O manejo da OA no joelho deve mirar nos padrões de movimento específicos identificados:

  • Para Homens:

    • O foco pode estar em reduzir a carga excessiva (momentos) no plano sagital.

    • Melhorar a estabilidade no plano frontal para evitar o "offloading" compensatório.

  • Para Mulheres:

    • O foco deve estar em corrigir o alinhamento do joelho (reduzir o valgo) durante o movimento.

    • A intervenção pode visar a correção da flexão excessiva do joelho.

O estudo reforça a necessidade de desenvolver abordagens de tratamento que levem em conta o gênero do paciente. Isso pode oferecer caminhos mais eficazes para o gerenciamento da progressão da doença e a melhora dos resultados clínicos.

Uma Descoberta Inesperada: A Relação com o IMC

Um achado interessante e contraintuitivo do estudo foi a relação inversa entre o IMC (Índice de Massa Corporal) e o dano à cartilagem.

  • Em ambos os grupos (masculino e feminino), um IMC mais baixo foi associado a piores escores de lesão da cartilagem.

Essa descoberta contraria estudos anteriores que ligavam o IMC elevado à gravidade da osteoartrite. Os pesquisadores especulam que isso pode ser influenciado por fatores não medidos. Por exemplo, indivíduos com IMC mais baixo podem ter um nível de atividade física maior, o que poderia estar exacerbando o dano cartilaginoso naqueles já com a PFJ OA.

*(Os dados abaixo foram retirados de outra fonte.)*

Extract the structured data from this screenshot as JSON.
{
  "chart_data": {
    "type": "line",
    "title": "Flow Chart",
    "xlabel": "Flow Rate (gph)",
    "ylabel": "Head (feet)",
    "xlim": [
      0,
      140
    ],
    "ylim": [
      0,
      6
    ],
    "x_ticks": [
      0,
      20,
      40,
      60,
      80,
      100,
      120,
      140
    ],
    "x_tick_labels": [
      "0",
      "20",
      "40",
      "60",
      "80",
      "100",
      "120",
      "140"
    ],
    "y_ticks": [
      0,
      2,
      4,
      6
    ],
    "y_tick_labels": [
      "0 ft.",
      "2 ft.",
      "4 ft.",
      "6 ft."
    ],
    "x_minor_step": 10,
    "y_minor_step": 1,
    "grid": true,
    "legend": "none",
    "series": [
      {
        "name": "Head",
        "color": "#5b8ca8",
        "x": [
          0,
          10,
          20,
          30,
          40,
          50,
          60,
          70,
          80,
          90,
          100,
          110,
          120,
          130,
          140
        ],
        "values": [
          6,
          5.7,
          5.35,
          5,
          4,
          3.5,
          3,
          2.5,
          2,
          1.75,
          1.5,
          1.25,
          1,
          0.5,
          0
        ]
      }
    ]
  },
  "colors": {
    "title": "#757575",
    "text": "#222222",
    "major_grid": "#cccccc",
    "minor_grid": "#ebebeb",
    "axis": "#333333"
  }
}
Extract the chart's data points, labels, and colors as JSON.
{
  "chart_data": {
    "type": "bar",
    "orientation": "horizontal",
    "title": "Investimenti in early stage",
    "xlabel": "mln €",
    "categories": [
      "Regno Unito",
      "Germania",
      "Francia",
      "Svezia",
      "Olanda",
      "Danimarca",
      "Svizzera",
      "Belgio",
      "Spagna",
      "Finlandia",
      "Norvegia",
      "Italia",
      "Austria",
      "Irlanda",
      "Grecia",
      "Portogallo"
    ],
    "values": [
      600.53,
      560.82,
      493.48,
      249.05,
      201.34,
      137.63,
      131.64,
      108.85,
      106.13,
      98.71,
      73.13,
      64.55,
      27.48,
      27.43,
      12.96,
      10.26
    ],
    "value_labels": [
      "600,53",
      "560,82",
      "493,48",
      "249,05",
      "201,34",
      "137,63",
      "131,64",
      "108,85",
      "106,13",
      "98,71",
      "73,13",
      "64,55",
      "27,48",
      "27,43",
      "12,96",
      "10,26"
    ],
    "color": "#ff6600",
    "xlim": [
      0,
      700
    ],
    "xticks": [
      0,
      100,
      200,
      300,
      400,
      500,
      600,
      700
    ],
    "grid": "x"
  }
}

O futuro da gestão da osteoartrite patelofemoral está na precisão. Ao identificar e corrigir os padrões de movimento específicos durante atividades de alta demanda, é possível aliviar a dor no joelho e proteger a saúde da cartilagem, oferecendo uma intervenção verdadeiramente personalizada a cada paciente.

REFERÊNCIA: Hammond E, Johnson J, Haley T, Lee J, Bucknor MD, Akkaya Z, Kreutzinger V, Jiang F, Pedoia V, Majumdar S, Souza RB. Predictors of pain and cartilage damage in patellofemoral joint osteoarthritis: stair descent knee kinematics and kinetics. BMJ Open. 2025 Oct 14;15(10):e102121. doi: 10.1136/bmjopen-2025-102121. PMID: 41087117; PMCID: PMC12519704.